Only the first is used so far.
> # pkg list -u
> NAME (AUTHORITY) VERSION STATE UFIX
> entire 0.5.11-0.86 installed u---
>
> However, after installing the update, nothing seemed to have changed.
Does it still consider itself upgradable?
> The package doesn't appear to have any contents:
>
> # pkg contents entire
> PATH
"pkg contents" by default only lists actions that have path attributes --
it's useful really only for packages that deliver files, which "entire"
doesn't -- it delivers only dependencies. "pkg contents -m" gives you the
raw view of the entire package, but you might prefer
pkg contents -o action.name,action.key entire
which will show a bunch of depend actions and the FMRIs
> And it seems to be some type of meta-package or cluster?
Yes. It's what we call an incorporation (or, at least, it's a rudimentary
version of the same). An incorporation is a package that contains
dependencies which constrain the forward (upgrade) movement of other
packages through their version space. For instance, an incorporation could
have a dependency on the build 86 versions of all packages (or at least all
those which could be associated with a "build 86"), and any attempt to
upgrade any of the packages mentioned in that incorporation would prevent
them from being upgraded to the build 87 versions.

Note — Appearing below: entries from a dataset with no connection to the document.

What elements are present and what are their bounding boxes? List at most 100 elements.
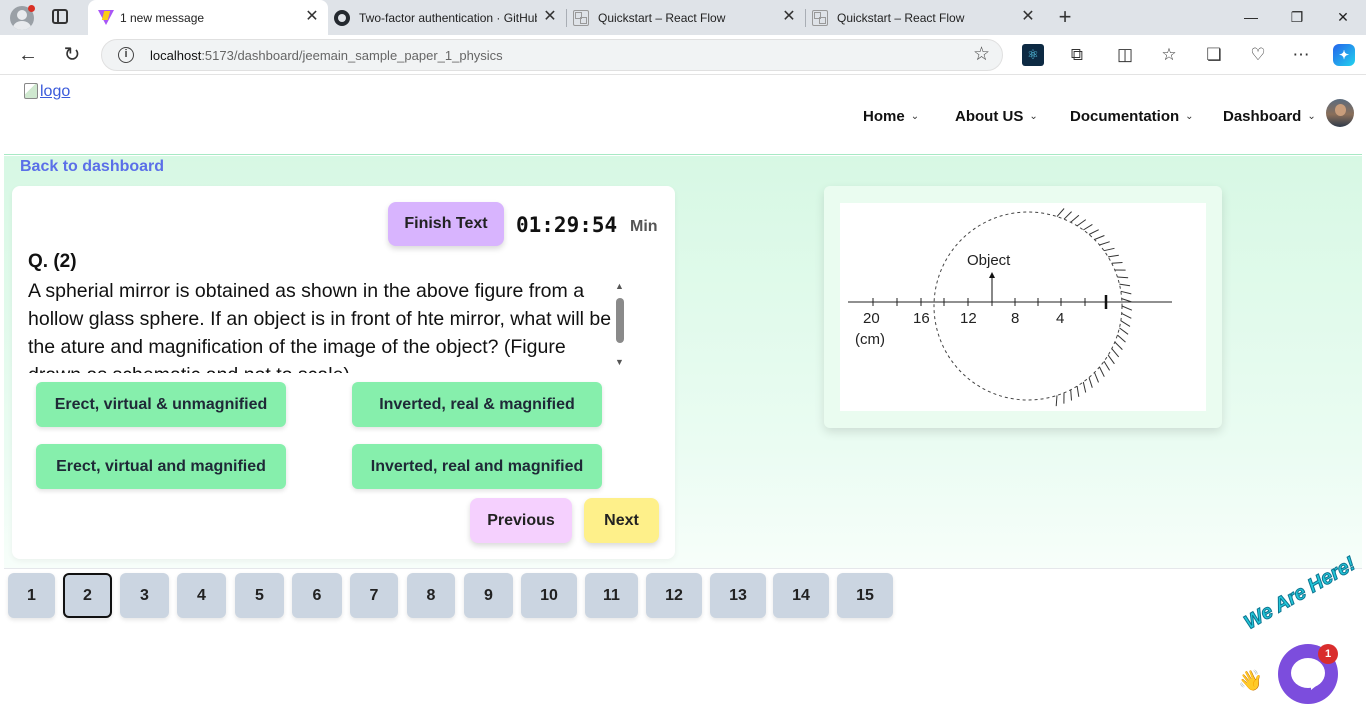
logo[interactable]: logo (24, 83, 70, 105)
favorite-star-icon[interactable]: ☆ (973, 45, 990, 65)
hatch-mark (1107, 354, 1115, 365)
hatch-mark (1055, 395, 1058, 407)
hatch-mark (1119, 283, 1131, 287)
tab-react-flow-1[interactable]: Quickstart – React Flow ✕ (567, 0, 805, 35)
react-flow-icon (573, 10, 589, 26)
close-tab-icon[interactable]: ✕ (781, 9, 797, 25)
refresh-icon[interactable]: ↻ (60, 43, 84, 67)
tab-title: Two-factor authentication · GitHub (359, 10, 537, 25)
page-button-1[interactable]: 1 (8, 573, 55, 618)
mirror-figure: Object 20 16 12 8 4 (cm) (840, 203, 1206, 411)
page-button-9[interactable]: 9 (464, 573, 513, 618)
chat-unread-badge: 1 (1318, 644, 1338, 664)
split-screen-icon[interactable]: ◫ (1114, 44, 1136, 66)
question-text: A spherial mirror is obtained as shown i… (28, 280, 612, 373)
browser-tab-bar: 1 new message ✕ Two-factor authenticatio… (0, 0, 1366, 35)
tab-title: Quickstart – React Flow (598, 10, 726, 25)
object-arrow-head (989, 272, 995, 278)
page-button-15[interactable]: 15 (837, 573, 893, 618)
next-button[interactable]: Next (584, 498, 659, 543)
page-button-12[interactable]: 12 (646, 573, 702, 618)
minimize-icon[interactable]: — (1240, 6, 1262, 28)
hatch-mark (1120, 320, 1131, 327)
page-button-10[interactable]: 10 (521, 573, 577, 618)
hatch-mark (1111, 348, 1120, 358)
scrollbar-thumb[interactable] (616, 298, 624, 343)
waving-hand-icon: 👋 (1238, 670, 1263, 692)
page-button-7[interactable]: 7 (350, 573, 398, 618)
react-devtools-icon[interactable]: ⚛ (1022, 44, 1044, 66)
restore-icon[interactable]: ❐ (1286, 6, 1308, 28)
close-tab-icon[interactable]: ✕ (1020, 9, 1036, 25)
hatch-mark (1094, 235, 1105, 240)
new-tab-icon[interactable]: + (1056, 6, 1074, 28)
scale-label-16: 16 (913, 310, 930, 327)
tab-react-flow-2[interactable]: Quickstart – React Flow ✕ (806, 0, 1044, 35)
url-host: localhost (150, 48, 202, 63)
page-button-5[interactable]: 5 (235, 573, 284, 618)
site-info-icon[interactable]: i (118, 47, 134, 63)
chat-bubble-icon (1291, 658, 1325, 690)
nav-dashboard[interactable]: Dashboard ⌄ (1223, 108, 1316, 125)
previous-button[interactable]: Previous (470, 498, 572, 543)
hatch-mark (1094, 372, 1099, 383)
window-close-icon[interactable]: ✕ (1332, 6, 1354, 28)
tab-github-2fa[interactable]: Two-factor authentication · GitHub ✕ (328, 0, 566, 35)
hatch-mark (1088, 377, 1093, 388)
scroll-down-arrow-icon[interactable]: ▼ (615, 357, 624, 367)
option-c[interactable]: Erect, virtual and magnified (36, 444, 286, 489)
page-button-14[interactable]: 14 (773, 573, 829, 618)
hatch-mark (1121, 298, 1133, 303)
hatch-mark (1121, 312, 1132, 319)
page-button-6[interactable]: 6 (292, 573, 342, 618)
nav-about-us[interactable]: About US ⌄ (955, 108, 1038, 125)
close-tab-icon[interactable]: ✕ (304, 9, 320, 25)
vite-icon (98, 10, 114, 25)
page: logo Home ⌄ About US ⌄ Documentation ⌄ Dash… (4, 75, 1362, 720)
tab-1-new-message[interactable]: 1 new message ✕ (88, 0, 328, 35)
page-button-11[interactable]: 11 (585, 573, 638, 618)
tab-actions-icon[interactable] (52, 9, 68, 24)
hatch-mark (1114, 341, 1123, 350)
nav-label: Home (863, 108, 905, 125)
tab-title: Quickstart – React Flow (837, 10, 965, 25)
test-content-area: Back to dashboard Finish Text 01:29:54 M… (4, 156, 1362, 568)
favorites-icon[interactable]: ☆ (1158, 44, 1180, 66)
scroll-up-arrow-icon[interactable]: ▲ (615, 281, 624, 291)
question-pagination: 1 2 3 4 5 6 7 8 9 10 11 12 13 14 15 (4, 568, 1362, 720)
scale-label-4: 4 (1056, 310, 1064, 327)
page-button-3[interactable]: 3 (120, 573, 169, 618)
browser-essentials-icon[interactable]: ♡ (1247, 44, 1269, 66)
hatch-mark (1076, 386, 1080, 397)
collections-icon[interactable]: ❏ (1203, 44, 1225, 66)
close-tab-icon[interactable]: ✕ (542, 9, 558, 25)
extensions-puzzle-icon[interactable]: ⧉ (1066, 44, 1088, 66)
finish-test-button[interactable]: Finish Text (388, 202, 504, 246)
copilot-icon[interactable]: ✦ (1333, 44, 1355, 66)
question-text-scroll[interactable]: A spherial mirror is obtained as shown i… (28, 277, 612, 373)
page-button-4[interactable]: 4 (177, 573, 226, 618)
back-arrow-icon[interactable]: ← (16, 43, 40, 67)
hatch-mark (1117, 276, 1129, 279)
nav-label: About US (955, 108, 1024, 125)
page-button-2[interactable]: 2 (63, 573, 112, 618)
page-button-13[interactable]: 13 (710, 573, 766, 618)
user-avatar[interactable] (1326, 99, 1354, 127)
github-icon (334, 10, 350, 26)
more-menu-icon[interactable]: ⋯ (1290, 44, 1312, 66)
chat-widget[interactable]: We Are Here! 👋 1 (1232, 552, 1366, 720)
scale-label-8: 8 (1011, 310, 1019, 327)
tab-title: 1 new message (120, 10, 205, 25)
back-to-dashboard-link[interactable]: Back to dashboard (20, 158, 164, 176)
url-bar[interactable]: i localhost:5173/dashboard/jeemain_sampl… (101, 39, 1003, 71)
page-button-8[interactable]: 8 (407, 573, 455, 618)
nav-documentation[interactable]: Documentation ⌄ (1070, 108, 1194, 125)
figure-card: Object 20 16 12 8 4 (cm) (824, 186, 1222, 428)
site-header: logo Home ⌄ About US ⌄ Documentation ⌄ Dash… (4, 75, 1362, 155)
option-b[interactable]: Inverted, real & magnified (352, 382, 602, 427)
option-a[interactable]: Erect, virtual & unmagnified (36, 382, 286, 427)
hatch-mark (1103, 247, 1115, 252)
option-d[interactable]: Inverted, real and magnified (352, 444, 602, 489)
chevron-down-icon: ⌄ (1185, 111, 1194, 122)
nav-home[interactable]: Home ⌄ (863, 108, 919, 125)
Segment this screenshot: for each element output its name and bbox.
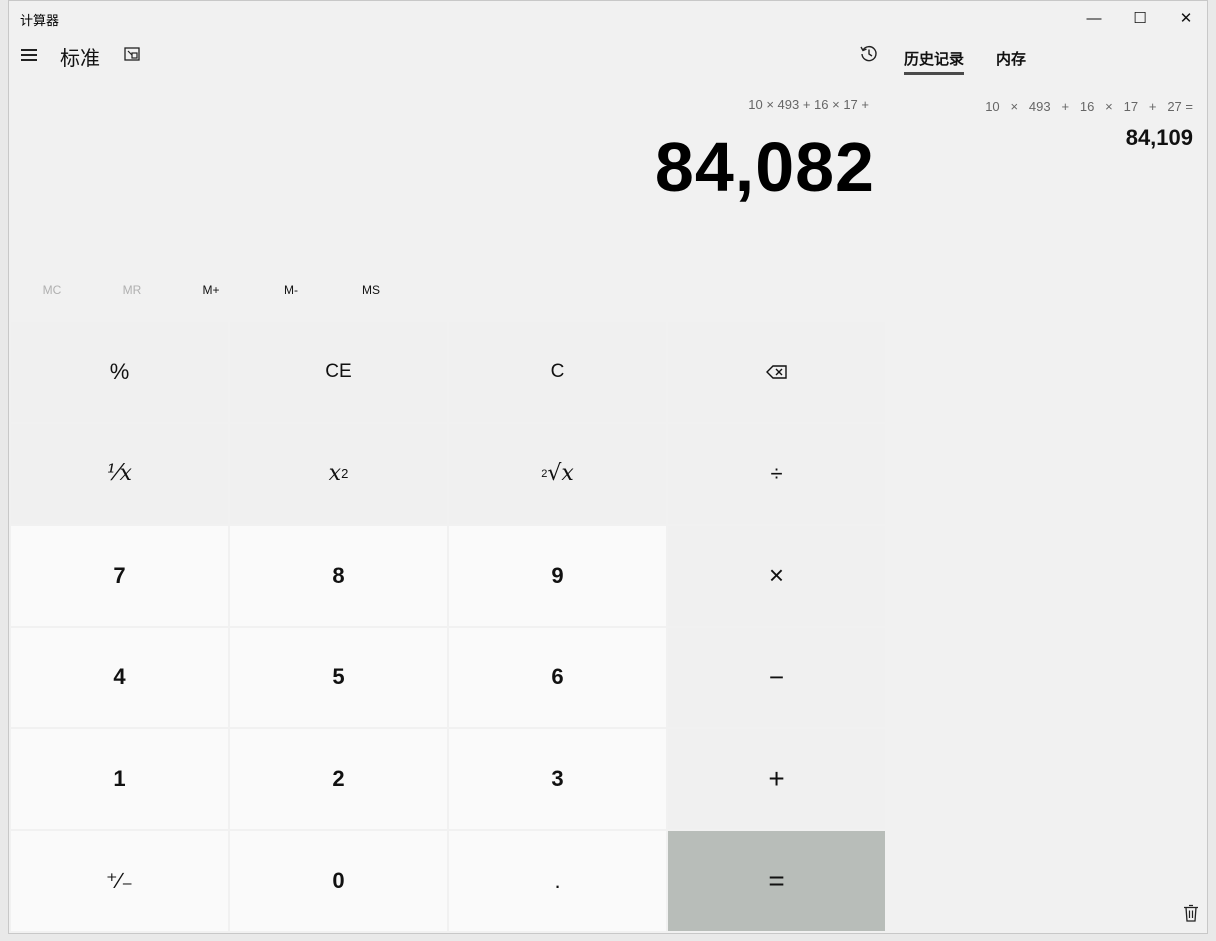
- square-exponent-label: 2: [341, 466, 349, 482]
- digit-2-button[interactable]: 2: [230, 729, 447, 830]
- add-button[interactable]: +: [668, 729, 885, 830]
- navigation-menu-button[interactable]: [17, 39, 41, 71]
- minimize-button[interactable]: —: [1071, 1, 1117, 35]
- multiply-button[interactable]: ×: [668, 525, 885, 626]
- digit-8-button[interactable]: 8: [230, 525, 447, 626]
- negate-button[interactable]: ⁺∕₋: [11, 831, 228, 931]
- memory-recall-button[interactable]: MR: [92, 276, 172, 304]
- equals-button[interactable]: =: [668, 831, 885, 931]
- keep-on-top-icon: [124, 47, 140, 61]
- keep-on-top-button[interactable]: [122, 44, 142, 64]
- digit-5-button[interactable]: 5: [230, 627, 447, 728]
- memory-add-button[interactable]: M+: [171, 276, 251, 304]
- clear-history-button[interactable]: [1181, 902, 1201, 924]
- tab-history[interactable]: 历史记录: [904, 48, 964, 69]
- digit-6-button[interactable]: 6: [449, 627, 666, 728]
- app-title: 计算器: [20, 13, 60, 28]
- trash-icon: [1184, 904, 1198, 922]
- square-button[interactable]: x2: [230, 423, 447, 524]
- reciprocal-button[interactable]: ⅟x: [11, 423, 228, 524]
- calculator-main: 10 × 493 + 16 × 17 + 84,082 MC MR M+ M- …: [9, 75, 885, 933]
- title-bar: 计算器 — ☐ ✕: [9, 1, 1207, 35]
- digit-3-button[interactable]: 3: [449, 729, 666, 830]
- maximize-icon: ☐: [1133, 10, 1147, 27]
- square-base-label: x: [328, 461, 342, 487]
- decimal-button[interactable]: .: [449, 831, 666, 931]
- clear-button[interactable]: C: [449, 322, 666, 422]
- clear-entry-button[interactable]: CE: [230, 322, 447, 422]
- sqrt-label: √x: [547, 461, 574, 487]
- hamburger-icon: [21, 49, 37, 61]
- square-root-button[interactable]: 2 √x: [449, 423, 666, 524]
- history-panel: 10 × 493 + 16 × 17 + 27 = 84,109: [885, 75, 1207, 933]
- subtract-button[interactable]: −: [668, 627, 885, 728]
- digit-1-button[interactable]: 1: [11, 729, 228, 830]
- digit-9-button[interactable]: 9: [449, 525, 666, 626]
- memory-subtract-button[interactable]: M-: [251, 276, 331, 304]
- history-icon: [860, 45, 877, 62]
- calculator-window: 计算器 — ☐ ✕ 标准 历史记录 内存 10 × 493 + 16 × 17 …: [8, 0, 1208, 934]
- header-bar: 标准 历史记录 内存: [9, 35, 1207, 75]
- digit-0-button[interactable]: 0: [230, 831, 447, 931]
- expression-display: 10 × 493 + 16 × 17 +: [748, 97, 869, 112]
- minimize-icon: —: [1086, 9, 1102, 27]
- close-icon: ✕: [1179, 10, 1193, 27]
- history-button[interactable]: [857, 42, 881, 66]
- close-button[interactable]: ✕: [1163, 1, 1207, 35]
- reciprocal-label: ⅟x: [107, 461, 132, 487]
- backspace-icon: [765, 365, 787, 379]
- tab-memory[interactable]: 内存: [996, 48, 1026, 69]
- divide-button[interactable]: ÷: [668, 423, 885, 524]
- backspace-button[interactable]: [668, 322, 885, 422]
- percent-button[interactable]: %: [11, 322, 228, 422]
- result-display: 84,082: [654, 128, 875, 206]
- mode-title: 标准: [60, 48, 100, 70]
- digit-4-button[interactable]: 4: [11, 627, 228, 728]
- digit-7-button[interactable]: 7: [11, 525, 228, 626]
- keypad: % CE C ⅟x x2 2 √x ÷ 7 8 9 × 4 5 6 − 1 2 …: [11, 322, 885, 931]
- memory-row: MC MR M+ M- MS: [9, 276, 409, 304]
- memory-store-button[interactable]: MS: [331, 276, 411, 304]
- maximize-button[interactable]: ☐: [1117, 1, 1163, 35]
- history-expression[interactable]: 10 × 493 + 16 × 17 + 27 =: [985, 99, 1193, 114]
- history-result[interactable]: 84,109: [1126, 125, 1193, 151]
- memory-clear-button[interactable]: MC: [12, 276, 92, 304]
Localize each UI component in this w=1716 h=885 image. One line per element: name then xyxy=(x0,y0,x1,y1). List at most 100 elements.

The dependencies are optional -- that is, installing the incorporation
doesn't install the packages mentioned in the dependencies.
That's the idea, at any rate. They don't work fully yet, but the entire
incorporation does help limit some of the badness we were seeing in the
space between DP1 and the first release candidates.
> The packages "slim_cd" and "slim_install" seem to be the same.
These are actually more like metaclusters -- the dependencies are not
optional, and so all the packages they reference are brought in.
> What are these packages,
pkg info (or pkg info -r, if you don't have them installed) should tell
you that. Their descriptions are lacking, sadly.
> and how do you tell what dependencies they might bring in?
Same "pkg contents" incantation as above.
> If I want to customize the set of packages installed, should I just
> remove them?
You should be able to pkg install and pkg uninstall any packages you
choose. That slim_install is installed won't actually prevent you from
uninstalling the things it depends on. That's a bug in the general sense,
but it's also a bug that slim_install isn't an incorporation.